Principles and Practices of Marketing

Intensities of distribution involve determining the number of intermediaries that will be used at each level and includes:

  1. I) Intensive Distribution

This is the strategy whereby a product is distributed by as many outlets as possible. This  is used for products, which the consumer requires a great deal of location convenience e.gcigarettes, Newspapers milk, bread, Scratch cards,soft drinks etc.

  1. II) Selective distribution

Manufacturers select only a few distributors for a new product and is especially. For speciality and shopping goods e.g.

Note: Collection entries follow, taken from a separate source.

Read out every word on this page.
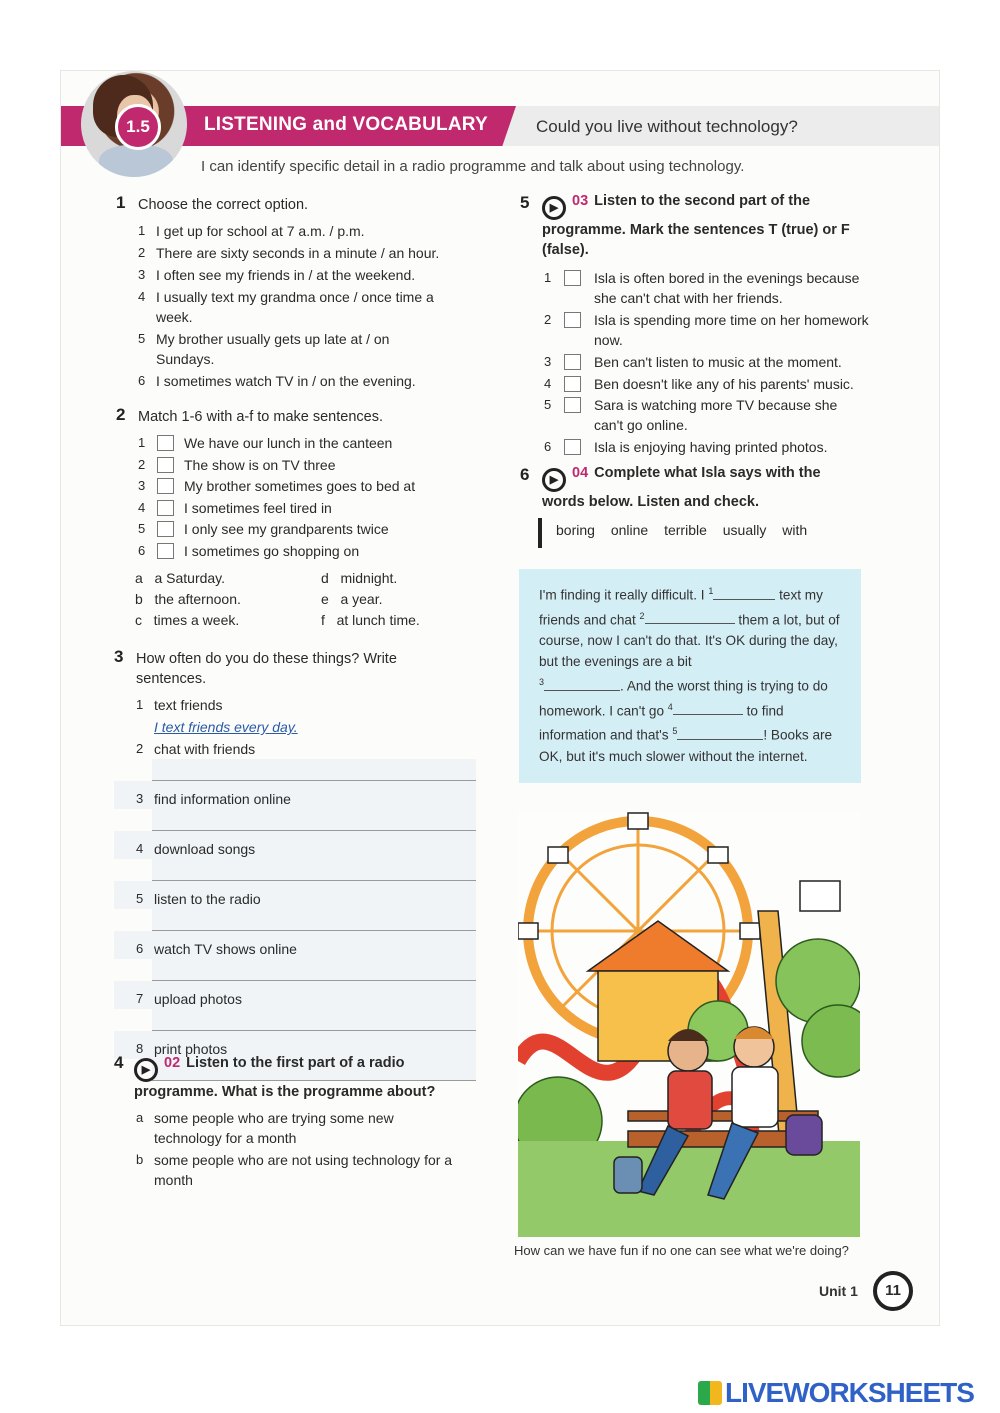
1.5	LISTENING and VOCABULARY	Could you live without technology?
I can identify specific detail in a radio programme and talk about using technology.
1 Choose the correct option.
1 I get up for school at 7 a.m. / p.m.
2 There are sixty seconds in a minute / an hour.
3 I often see my friends in / at the weekend.
4 I usually text my grandma once / once time a week.
5 My brother usually gets up late at / on Sundays.
6 I sometimes watch TV in / on the evening.
2 Match 1-6 with a-f to make sentences.
1	We have our lunch in the canteen
2	The show is on TV three
3	My brother sometimes goes to bed at
4	I sometimes feel tired in
5	I only see my grandparents twice
6	I sometimes go shopping on
a a Saturday.	d midnight.
b the afternoon.	e a year.
c times a week.	f at lunch time.
3 How often do you do these things? Write sentences.
1 text friends
I text friends every day.
2 chat with friends
3 find information online
4 download songs
5 listen to the radio
6 watch TV shows online
7 upload photos
8 print photos
4	▶ 02 Listen to the first part of a radio programme. What is the programme about?
a some people who are trying some new technology for a month
b some people who are not using technology for a month
5	▶ 03 Listen to the second part of the programme. Mark the sentences T (true) or F (false).
1	Isla is often bored in the evenings because she can't chat with her friends.
2	Isla is spending more time on her homework now.
3	Ben can't listen to music at the moment.
4	Ben doesn't like any of his parents' music.
5	Sara is watching more TV because she can't go online.
6	Isla is enjoying having printed photos.
6	▶ 04 Complete what Isla says with the words below. Listen and check.
boring online terrible usually with
I'm finding it really difficult. I $^1$	text my friends and chat $^2$	them a lot, but of course, now I can't do that. It's OK during the day, but the evenings are a bit
$^3$	. And the worst thing is trying to do homework. I can't go $^4$	to find information and that's $^5$	! Books are OK, but it's much slower without the internet.
How can we have fun if no one can see what we're doing?
Unit 1	11
LIVEWORKSHEETS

Appliance like fridge, cookers.

Advantage of selective Distribution

  1. a) It enables the produce to gain adequate market coverage
  2. b) Easy to control the channel
  3. c) Less costly compared to intensive distribution strategy.

III) Exclusive distribution

This is getting into an agreement with a particular middle man where the manufacturer gives exclusive rights to the marketer to distribute the product.This severely limits the numbers of intermediate or channel members. Used when the producer wants to maintain the control of the service levels. Also here, the middleman in return agrees not to carry any merchandise of the competition e.g. Bata, Simba Telecom (Safaricom Dealer),Marshall,-exclusive distributor of electronics and DT Dobie for Mercedes.

Advantages of exclusive distribution

  1. a) The rational behind this strategy is that the specialization in one line may greatly increase sales and profits particularly the premium price obtained through exclusive distribution
  2. b) Certain service level is maintained.
  3. c) Control by the manufacturer
  4. d) Standardized price


  1. a) Requires greater partnership between the seller and re –sellers e.g. Bamburi.
  2. b) Training of channel members thus costly.